Why should you test-drive candidates? Well, you wouldn’t spend money tailoring a new suit before trying it on, right? Same idea here - resumes can easily be tweaked and the truth can clearly be rewritten. That “fluent in Korean” on a resume could actually mean they just listen to way too much k-pop.
So how do you make sure a potential candidate has the skills they say they do? You do an evaluation of them by testing them on the hard and soft skills that they will need on the job. Doing this allows you to see which candidates have the potential to stay and grow within your company.
Whether this test is a simulated project or asking a marketing candidate to explain the key components of their unique marketing plan, evaluating candidates allows recruiters to differentiate between candidates who have the necessary skills and those who simply do not.

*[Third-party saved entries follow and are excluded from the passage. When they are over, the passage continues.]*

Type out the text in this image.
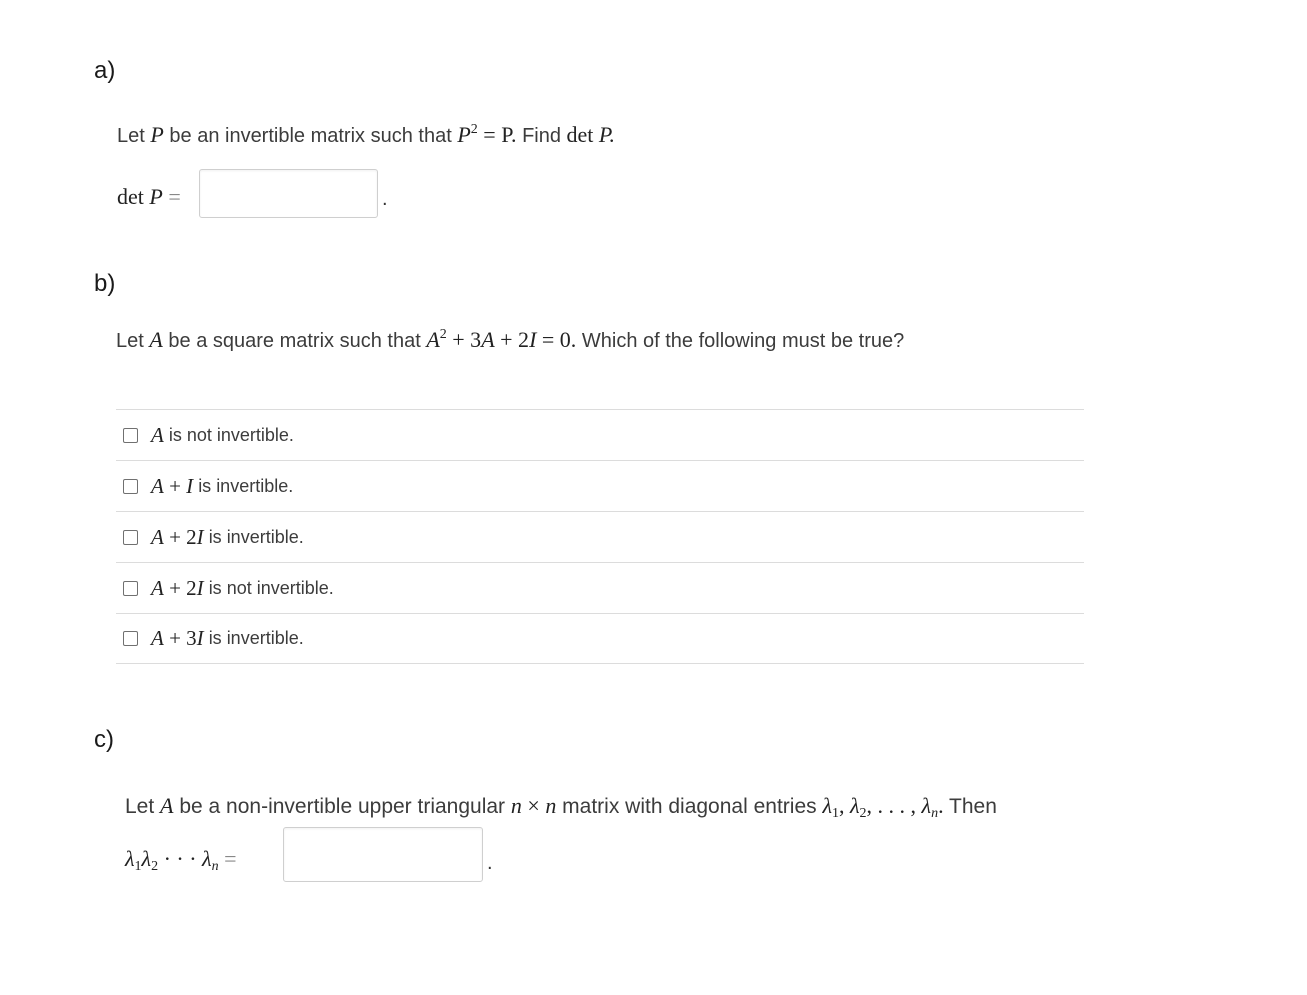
a)
Let P be an invertible matrix such that $P^2 = P$. Find det P.
det P =	.
b)
Let A be a square matrix such that $A^2 + 3A + 2I = 0$. Which of the following must be true?
A
is not invertible.
A + I
is invertible.
A + 2I
is invertible.
A + 2I
is not invertible.
A + 3I
is invertible.
c)
Let A be a non-invertible upper triangular n × n matrix with diagonal entries $\lambda_1$, $\lambda_2$, . . . , $\lambda_n$. Then
$\lambda_1\lambda_2$ · · · $\lambda_n$ =	.
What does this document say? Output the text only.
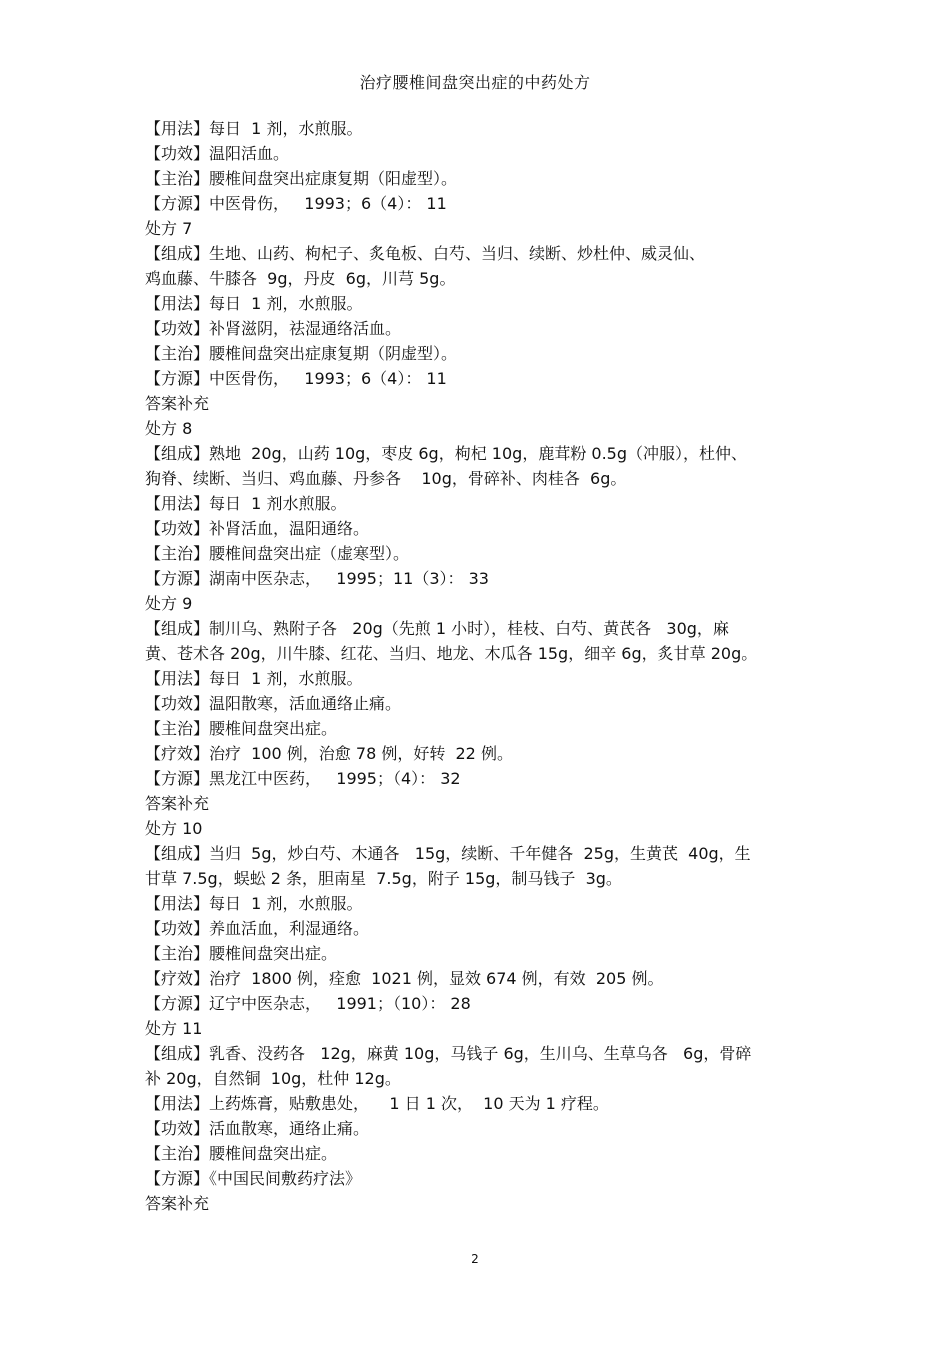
治疗腰椎间盘突出症的中药处方
【用法】每日  1 剂，水煎服。
【功效】温阳活血。
【主治】腰椎间盘突出症康复期（阳虚型）。
【方源】中医骨伤，   1993；6（4）： 11
处方 7
【组成】生地、山药、枸杞子、炙龟板、白芍、当归、续断、炒杜仲、威灵仙、
鸡血藤、牛膝各  9g，丹皮  6g，川芎 5g。
【用法】每日  1 剂，水煎服。
【功效】补肾滋阴，祛湿通络活血。
【主治】腰椎间盘突出症康复期（阴虚型）。
【方源】中医骨伤，   1993；6（4）： 11
答案补充
处方 8
【组成】熟地  20g，山药 10g，枣皮 6g，枸杞 10g，鹿茸粉 0.5g（冲服），杜仲、
狗脊、续断、当归、鸡血藤、丹参各    10g，骨碎补、肉桂各  6g。
【用法】每日  1 剂水煎服。
【功效】补肾活血，温阳通络。
【主治】腰椎间盘突出症（虚寒型）。
【方源】湖南中医杂志，   1995；11（3）： 33
处方 9
【组成】制川乌、熟附子各   20g（先煎 1 小时），桂枝、白芍、黄芪各   30g，麻
黄、苍术各 20g，川牛膝、红花、当归、地龙、木瓜各 15g，细辛 6g，炙甘草 20g。
【用法】每日  1 剂，水煎服。
【功效】温阳散寒，活血通络止痛。
【主治】腰椎间盘突出症。
【疗效】治疗  100 例，治愈 78 例，好转  22 例。
【方源】黑龙江中医药，   1995；（4）： 32
答案补充
处方 10
【组成】当归  5g，炒白芍、木通各   15g，续断、千年健各  25g，生黄芪  40g，生
甘草 7.5g，蜈蚣 2 条，胆南星  7.5g，附子 15g，制马钱子  3g。
【用法】每日  1 剂，水煎服。
【功效】养血活血，利湿通络。
【主治】腰椎间盘突出症。
【疗效】治疗  1800 例，痊愈  1021 例，显效 674 例，有效  205 例。
【方源】辽宁中医杂志，   1991；（10）： 28
处方 11
【组成】乳香、没药各   12g，麻黄 10g，马钱子 6g，生川乌、生草乌各   6g，骨碎
补 20g，自然铜  10g，杜仲 12g。
【用法】上药炼膏，贴敷患处，    1 日 1 次，  10 天为 1 疗程。
【功效】活血散寒，通络止痛。
【主治】腰椎间盘突出症。
【方源】《中国民间敷药疗法》
答案补充
2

Still curious as to how evaluating prospective hires makes your recruiting process more seamless and profitable in the long run? Here are the top 3 benefits of this try before you buy method (or as i like to call it, trying before hiring)
1. Save time and money
Picking the wrong candidates to employ is a costly and time-consuming mistake that many companies cannot afford to make. Contrasting work habits and clashing personality types are just two of the ways that things can go sour for new employees. Even if a new hire seems perfect on paper or even on their first week at work, when it comes to hiring, there are lots of things that can go unexpectedly wrong. Evaluating candidates and trying before hiring allows you to save precious time, increases productivity and lowers the costs associated with the recruiting and hiring process. Because you have evaluated your candidate before hiring them, you will have higher retention and lower turnover rates. With this process, bad hires will be a thing of the past.

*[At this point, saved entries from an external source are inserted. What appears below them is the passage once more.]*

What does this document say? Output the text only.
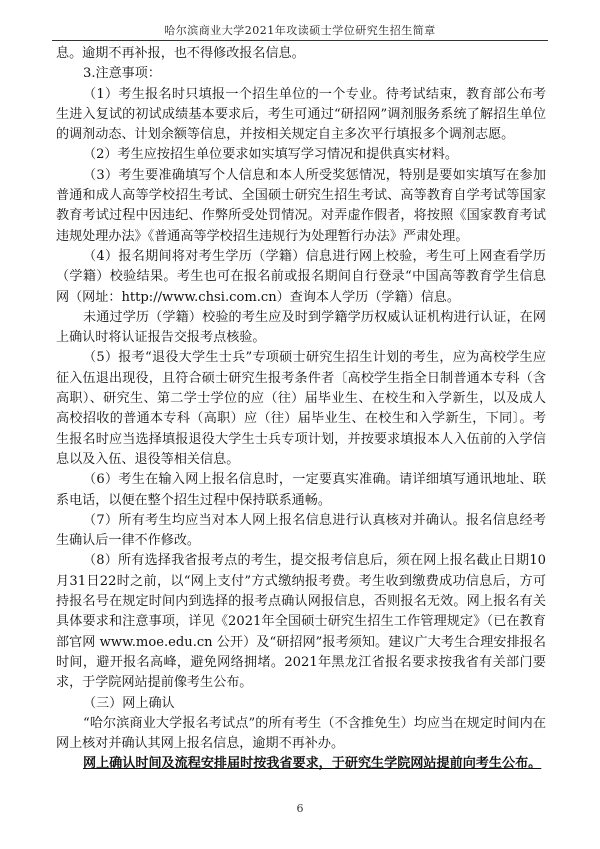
哈尔滨商业大学2021年攻读硕士学位研究生招生简章

息。逾期不再补报，也不得修改报名信息。

3.注意事项：

（1）考生报名时只填报一个招生单位的一个专业。待考试结束，教育部公布考生进入复试的初试成绩基本要求后，考生可通过“研招网”调剂服务系统了解招生单位的调剂动态、计划余额等信息，并按相关规定自主多次平行填报多个调剂志愿。

（2）考生应按招生单位要求如实填写学习情况和提供真实材料。

（3）考生要准确填写个人信息和本人所受奖惩情况，特别是要如实填写在参加普通和成人高等学校招生考试、全国硕士研究生招生考试、高等教育自学考试等国家教育考试过程中因违纪、作弊所受处罚情况。对弄虚作假者，将按照《国家教育考试违规处理办法》《普通高等学校招生违规行为处理暂行办法》严肃处理。

（4）报名期间将对考生学历（学籍）信息进行网上校验，考生可上网查看学历（学籍）校验结果。考生也可在报名前或报名期间自行登录“中国高等教育学生信息网（网址：http://www.chsi.com.cn）查询本人学历（学籍）信息。

未通过学历（学籍）校验的考生应及时到学籍学历权威认证机构进行认证，在网上确认时将认证报告交报考点核验。

（5）报考“退役大学生士兵”专项硕士研究生招生计划的考生，应为高校学生应征入伍退出现役，且符合硕士研究生报考条件者〔高校学生指全日制普通本专科（含高职）、研究生、第二学士学位的应（往）届毕业生、在校生和入学新生，以及成人高校招收的普通本专科（高职）应（往）届毕业生、在校生和入学新生，下同〕。考生报名时应当选择填报退役大学生士兵专项计划，并按要求填报本人入伍前的入学信息以及入伍、退役等相关信息。

（6）考生在输入网上报名信息时，一定要真实准确。请详细填写通讯地址、联系电话，以便在整个招生过程中保持联系通畅。

（7）所有考生均应当对本人网上报名信息进行认真核对并确认。报名信息经考生确认后一律不作修改。

（8）所有选择我省报考点的考生，提交报考信息后，须在网上报名截止日期10月31日22时之前，以“网上支付”方式缴纳报考费。考生收到缴费成功信息后，方可持报名号在规定时间内到选择的报考点确认网报信息，否则报名无效。网上报名有关具体要求和注意事项，详见《2021年全国硕士研究生招生工作管理规定》（已在教育部官网 www.moe.edu.cn 公开）及“研招网”报考须知。建议广大考生合理安排报名时间，避开报名高峰，避免网络拥堵。2021年黑龙江省报名要求按我省有关部门要求，于学院网站提前像考生公布。

（三）网上确认

“哈尔滨商业大学报名考试点”的所有考生（不含推免生）均应当在规定时间内在网上核对并确认其网上报名信息，逾期不再补办。

网上确认时间及流程安排届时按我省要求，于研究生学院网站提前向考生公布。

6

According to the Huffington Post, by employing only the candidates that have proven themselves to you, “You won’t have to spend time and money recruiting, hiring, and training new people every few months if you make sure your new hires are skilled and fit within your company culture the first time around.” After all, surveys have found a single bad hire can set companies back by as much as $50,000.

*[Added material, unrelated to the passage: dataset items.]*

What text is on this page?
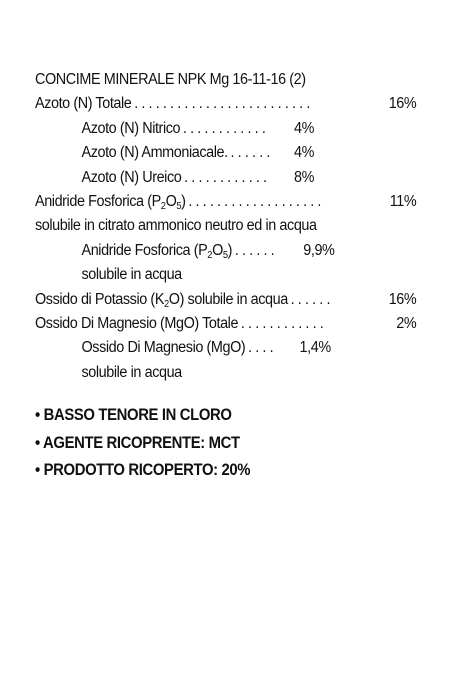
CONCIME MINERALE NPK Mg 16-11-16 (2)
Azoto (N) Totale . . . . . . . . . . . . . . . . . . . . . . . . .	16%
Azoto (N) Nitrico . . . . . . . . . . . .	4%
Azoto (N) Ammoniacale. . . . . . .	4%
Azoto (N) Ureico . . . . . . . . . . . .	8%
Anidride Fosforica $(P_2O_5)$ . . . . . . . . . . . . . . . . . . .	11%
solubile in citrato ammonico neutro ed in acqua
Anidride Fosforica $(P_2O_5)$ . . . . . .	9,9%
solubile in acqua
Ossido di Potassio $(K_2O)$ solubile in acqua . . . . . .	16%
Ossido Di Magnesio (MgO) Totale . . . . . . . . . . . .	2%
Ossido Di Magnesio (MgO) . . . .	1,4%
solubile in acqua
• BASSO TENORE IN CLORO
• AGENTE RICOPRENTE: MCT
• PRODOTTO RICOPERTO: 20%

2. Preserve good company culture
Even if a candidate was, in fact, fluent in Korean and told the absolute truth on their resume, there is no telling whether or not they will be a good fit for your company. Every company has a culture and every culture is unique. If the person isn’t a good fit for your company culture, chances are high that they won’t stick around for long.
One bad seed can really have an impact on your company’s culture. By evaluating candidates before hiring them, you can test to see whether or not your new candidate is the right fit, if they can work well within existing team, if they can handle the workload and if they share values and beliefs that are similar to your company’s.
3. Find talent with the right skills
Even after a great interview, a flawless resume, solid references and a background check, you can still get stuck with a worker that just isn’t cut out for the job. By evaluating your candidates beforehand, you are essentially test driving them as full-time hires. Trying before hiring ensures that you can evaluate a worker’s skills before committing to them. During this evaluation, you get to see how they fit into the company culture, how they interact with others, and how they perform on tasks. No more hoping that a candidate will live up to their big talk, this way, you can be sure that your talent has what it takes for the job.
Trying before hiring is a smart way to find the right talent with the skills and ability to fit into your organization and stick with your company for years to come. The performance-based hiring revolution is here, and it might be time for you to jump aboard.